The body of a five-year-old boy has been recovered from a well in northern Morocco.
The boy, Rayan Awram, fell into the well at his village in the hills near Chefchaouen on Tuesday, triggering a huge rescue effort that engrossed the country.
Rescue teams recovered his body from the well this evening.
Two government officials said Rayan had died before rescuers managed to reach him.
Rescuers removed much of the adjacent hillside and tunnelled a horizontal passage into the well to reach the boy.
King Mohammed sent condolences to his parents, a statement carried by state media reported.

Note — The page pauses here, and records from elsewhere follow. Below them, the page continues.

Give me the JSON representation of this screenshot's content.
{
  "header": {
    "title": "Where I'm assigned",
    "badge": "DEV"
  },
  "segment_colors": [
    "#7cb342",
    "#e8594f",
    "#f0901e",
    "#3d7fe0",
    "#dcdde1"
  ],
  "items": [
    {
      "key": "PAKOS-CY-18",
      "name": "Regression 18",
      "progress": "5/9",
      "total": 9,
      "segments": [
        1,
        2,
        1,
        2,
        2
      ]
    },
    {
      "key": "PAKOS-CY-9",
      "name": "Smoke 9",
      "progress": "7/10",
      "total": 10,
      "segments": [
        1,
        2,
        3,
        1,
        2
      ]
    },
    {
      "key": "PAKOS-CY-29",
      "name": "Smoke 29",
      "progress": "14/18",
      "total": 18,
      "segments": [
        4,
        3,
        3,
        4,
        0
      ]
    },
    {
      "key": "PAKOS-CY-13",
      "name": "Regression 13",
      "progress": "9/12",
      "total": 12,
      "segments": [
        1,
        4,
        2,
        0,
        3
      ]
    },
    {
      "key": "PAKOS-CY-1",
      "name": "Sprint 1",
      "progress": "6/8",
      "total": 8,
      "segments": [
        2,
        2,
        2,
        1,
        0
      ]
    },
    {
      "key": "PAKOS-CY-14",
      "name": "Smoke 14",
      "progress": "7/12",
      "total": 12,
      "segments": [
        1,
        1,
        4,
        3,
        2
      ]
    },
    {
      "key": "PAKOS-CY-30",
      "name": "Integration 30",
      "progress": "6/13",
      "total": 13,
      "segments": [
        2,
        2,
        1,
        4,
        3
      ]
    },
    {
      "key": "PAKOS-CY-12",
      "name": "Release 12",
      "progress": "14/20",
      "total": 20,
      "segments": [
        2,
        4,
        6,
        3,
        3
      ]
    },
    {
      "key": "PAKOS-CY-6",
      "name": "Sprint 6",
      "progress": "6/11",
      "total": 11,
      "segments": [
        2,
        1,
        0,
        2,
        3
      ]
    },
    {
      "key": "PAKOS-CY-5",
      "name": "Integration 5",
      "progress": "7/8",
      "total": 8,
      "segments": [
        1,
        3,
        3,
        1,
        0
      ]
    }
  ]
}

The complex and risky earth-moving operation had gripped residents of the North African kingdom and beyond, also sparking sympathy in neighbouring Algeria, a regional rival.
A camera inserted into the well where Rayan was stuck had shown him, from behind, lying on his side, said Abdelhadi Tamrani, an official in charge of the operation.
Thousands of people gathered and even camped in solidarity around the search site in recent days, where AFP reporters said the tension had been palpable.
The shaft, just 45 centimetres across, was too narrow to reach Rayan, and widening it was deemed too risky - so earth-movers dug a wide slope into the hill to reach him from the side.
The operation made the landscape resemble a construction site. It involved engineers and topographers, and was made more complex by the mix of rocky and sandy soils.
Overnight they worked non-stop under powerful floodlights that gave a gloomy air to the scene.

The incident echoed a tragedy in Spain in early 2019 when a two-year-old child died after falling into an abandoned well 25 centimetres wide and more than 70 metres deep.
Julen Rosello's body was recovered after a search and rescue operation that lasted 13 days.